Il est de bon ton de parler fréquemment de la raréfaction des ressources de la planète le pétrole, le gaz ou l'uranium vont effectivement nous manquer dans les décennies qui viennent. On parle donc de faire du développement durable pour l'énergie, mais les êtres humains aussi vont venir à manquer et les déplorables effets qui se font voir sur le Japon ou l'Allemagne vont rapidement s'étendre à travers le globe.
L'équilibre démographique à long un objectif obligatoire.
Le contrôle démographique est un facteur essentiel du développement humain.
Si la croissance démographique est trop forte il est impossible de voir le niveau de vie s'élever comme malheureusement l'Afrique l'a appris a ses dépends. L'économiste Paul Bairoch est l'un des seuls économistes à avoir fortement analysé l'impact de la démographie sur le développement et il a conclu de ses nombreux travaux que la croissance démographique naturelle ne devait pas être trop supérieure à 1% par an. Au delà l'accumulation de capital par tête devient problématique, le cout de l'éducation et de la masse d'inactifs rendant impossible l'amélioration des capacités productives du pays. Il n'est d'ailleurs pas étonnant de voir la croissance fulgurante de la chine, la transition démographique y bas son plein ce qui facilite les choses la population active étant largement supérieur aux inactifs (jeunes et vieux) la croissance du capital par tête y est facilité. Bien sure la démographie ne peut pas tout loin de là mais elle peut empêcher le développement ou le facilité suivant la situation.
Dernier point important il ne faut pas confondre la densité d'habitant d'une nation et sa croissance démographique. Un pays peut avoir dans l'absolue une démographie faible et une faible densité d'habitant tout en ayant une croissance démographique déraisonnable. Ainsi si le continent Africain a une croissance démographique trop rapide,ce continent ayant multiplié sa population par dix en un siècle, l'Afrique n'est pas pour autant surpeuplée la densité étant de seulement 36 habitants au km². Dans l'absolue l'Afrique pourrait certainement nourrir 2 ou 3 milliards d'habitant, le problème n'est pas dans le nombre, mais dans la trop grande rapidité de l'expansion démographique, tripler sa population en un siècle c'est plus facilement gérable qu'en 50 ans.

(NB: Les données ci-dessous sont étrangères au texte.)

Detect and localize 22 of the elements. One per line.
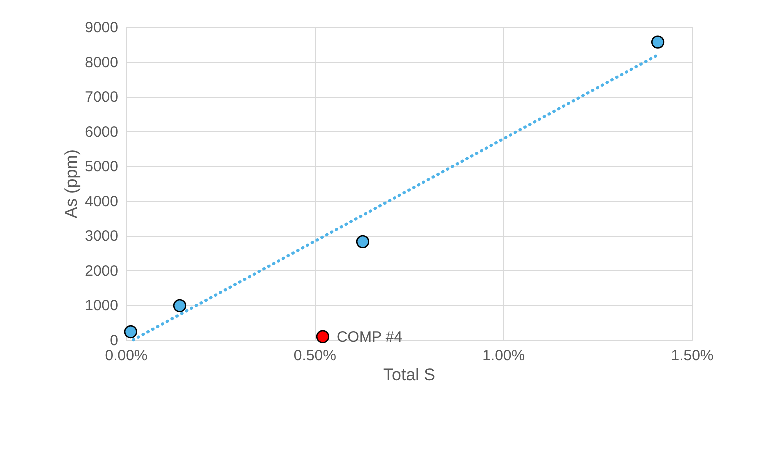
y-tick-label: 1000 bbox=[85, 298, 118, 315]
y-tick-label: 0 bbox=[110, 332, 118, 350]
point bbox=[356, 235, 370, 248]
y-tick-label: 2000 bbox=[85, 262, 118, 280]
point bbox=[124, 325, 138, 339]
y-axis-title: As (ppm) bbox=[62, 150, 82, 218]
x-tick-label: 1.50% bbox=[671, 348, 714, 364]
point bbox=[173, 299, 187, 312]
y-tick-label: 4000 bbox=[85, 193, 118, 210]
y-tick-label: 7000 bbox=[85, 89, 118, 106]
x-tick-label: 0.00% bbox=[105, 348, 148, 364]
x-tick-label: 1.00% bbox=[482, 348, 526, 364]
y-tick-label: 3000 bbox=[85, 228, 118, 246]
annotation: COMP #4 bbox=[336, 328, 403, 346]
y-tick-label: 6000 bbox=[85, 124, 118, 141]
x-tick-label: 0.50% bbox=[294, 348, 336, 364]
point bbox=[316, 330, 330, 344]
y-tick-label: 8000 bbox=[85, 54, 118, 72]
x-axis-title: Total S bbox=[384, 366, 436, 384]
y-tick-label: 9000 bbox=[85, 20, 118, 36]
y-tick-label: 5000 bbox=[85, 158, 118, 176]
point bbox=[651, 36, 665, 49]
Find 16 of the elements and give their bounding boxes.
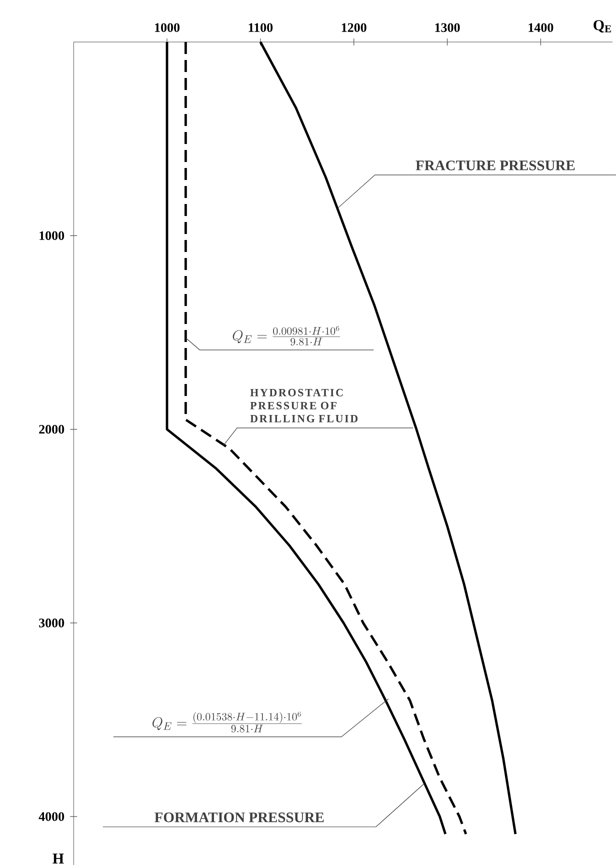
x-tick-label: 1100 [248, 23, 273, 32]
y-axis-title: H [52, 854, 64, 864]
annotation: FRACTURE PRESSURE [416, 160, 575, 170]
annotation: FORMATION PRESSURE [154, 812, 324, 822]
annotation: $Q_{E}=\frac{(0.01538\cdot H-11.14)\cdot 10^{6}}{9.81\cdot H}$ [152, 712, 302, 732]
annotation: HYDROSTATIC PRESSURE OF DRILLING FLUID [250, 388, 358, 422]
x-axis-title: Q$_{E}$ [594, 20, 612, 32]
x-tick-label: 1300 [435, 23, 460, 32]
y-tick-label: 4000 [38, 812, 64, 821]
annotation: $Q_{E}=\frac{0.00981\cdot H\cdot 10^{6}}{9.81\cdot H}$ [232, 326, 340, 346]
x-tick-label: 1000 [155, 23, 180, 32]
y-tick-label: 2000 [39, 424, 64, 434]
y-tick-label: 1000 [40, 231, 64, 240]
x-tick-label: 1400 [528, 23, 554, 32]
x-tick-label: 1200 [342, 23, 366, 32]
y-tick-label: 3000 [39, 618, 64, 628]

Pour la première fois de son histoire l'humanité maîtrise parfaitement sa démographie, les humains peuvent planifier les naissances avec la précision d'un métronome. Le dernier contrôle que la nature avait sur l'homme a disparu, nous sommes désormais entièrement le fruit d'une construction volontaire, on a plus des enfants par hasard, enfin de moins en moins. Nos sociétés n'ont pas encore réalisé le risque quel court à négliger ce facteur autrefois externe aux politiques. Les crises économiques et le pessimisme civilisationnel en général, ont désormais un impact important sur la démographie, l'exemple de la Russie dont la natalité a été divisé par deux, après la chute de l'URSS est pourtant parlant. Il faut impérativement que les nations touché le plus brutalement par la faible natalité fassent entrer la natalité au cœur de leurs politiques pour le long terme.Nos pays ne pourront plus se cacher longtemps derrière le mirage migratoire comme fausse solution et ce d'autant plus que nos nations ne feront bientôt plus partie des pays les plus riches.
Pour en terminer avec le sujet de la démographie j'ai mis en ligne un texte de J.M. Keynes où il parle longuement de l'impact de la natalité et de son influence à long terme sur la prospérité générale d'un pays (voir le texte précédent du blog). On s'aperçoit que contrairement à la croyance populaire Malthus n'était pas pour la réduction des populations Keynes nous apprenant qu'il y avait eu deux Malthus, l'un s'inquiétant d'une trop grande natalité, l'autre se préoccupant du vieillissement excessif.